O candidato do PSTU citou os números divulgados pelo RD, referentes à segurança pública no ABC em que roubos cresceram 7,9% e furtos 36,8% entre janeiro e julho deste ano. Para ele são reflexo do desemprego e do aumento da pobreza. “Além de medidas sociais para atacar a raiz do aumento da violência, vamos garantir uma ação das polícias que pense de maneira integrada as diferentes regiões do Estado, em parceria com as GCMs”, aponta.
Edson Dorta
O candidato Edson Dorta (PCO) não cita a GCM e defende o fim da PM. “Dissolução da Polícia Militar e de todo aparato repressivo; direito de autodefesa dos trabalhadores da cidade e do campo; formar comitês de autodefesa dos trabalhadores da cidade, do campo e nas comunidades indígenas”, diz o plano de governo. Questionado sobre a cooperação com o municípios o candidato não se manifestou.
Gabriel Colombo
O candidato do PCB, Gabriel Colombo, defende lutar em âmbito nacional pelo fim da PM e a desmilitarização do Corpo de Bombeiros. Enquanto isso não acontece, defende a ampliação das câmeras corporais para 100% do efetivo da PM, como medida de controle da atuação policial. Colombo propõe a criação de Conselhos de Segurança Popular voltados para a proteção e o apoio à população, com equipe técnica de assistência jurídica, social, e apoio psicológico. Também propõe a realização de conferências e plebiscitos anuais em cada bairro e município do Estado, onde os próprios moradores possam definir prioridades em termos de política de segurança local e estabelecer prêmios aos órgãos policiais que cumpram com as metas locais.
Elvis Cezar
Ao contrário dos candidatos mais à esquerda, o pedetista Elvis Cezar defende que a PM precisa de mais investimento. Diz que a questão essencial da segurança pública é investir no profissional da corporação com valorização salarial e com novas tecnologias que auxiliem o trabalho dos policiais. O plano cita ainda a implantação de mais bases de segurança comunitária, melhores condições para a Polícia Civil e a criação de cinturão de segurança nas divisas do Estado. Apesar de não citar nominalmente a GCM, o candidato cita no plano a articulação com os municípios.

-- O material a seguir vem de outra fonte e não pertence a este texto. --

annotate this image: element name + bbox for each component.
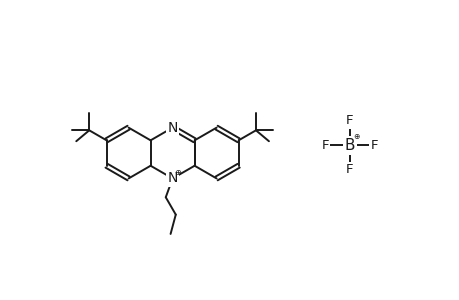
Text: N: N [167, 172, 178, 185]
Text: F: F [345, 164, 353, 176]
Text: ⊕: ⊕ [174, 168, 181, 177]
Text: F: F [321, 139, 328, 152]
Text: B: B [344, 138, 354, 153]
Text: N: N [167, 121, 178, 135]
Text: ⊕: ⊕ [353, 132, 359, 141]
Text: F: F [370, 139, 377, 152]
Text: F: F [345, 114, 353, 127]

Rodrigo Garcia não cita cooperação com os municípios
O atual governador e candidato à reeleição, Rodrigo Garcia (PSDB), não cita as GCMs no plano de governo e também não respondeu aos questionamentos feitos pelo RD. O único ponto do plano de governo é o que cita a integração com municípios ao falar da Atividade Delegada, onde os policiais são remunerados para trabalhar em dias de folga e em situações específicas. “Aumentar a Atividade Delegada com consórcios de municípios e Dejem com secretarias de Estados”, diz o plano. O Dejem consiste em oito horas contínuas de atividade operacional de polícia ostensiva, fora da jornada normal de trabalho policial.
Antonio Jorge
O candidato do DC, Antonio Jorge, é bastante sucinto nas propostas para segurança pública. “Desenvolver e aplicar Política Estadual de Segurança Pública Abrangente tendo como objetivo fundamental assegurar a todas as pessoas o direito de andar sem medo e viver em paz”, escreve o candidato no plano de governo.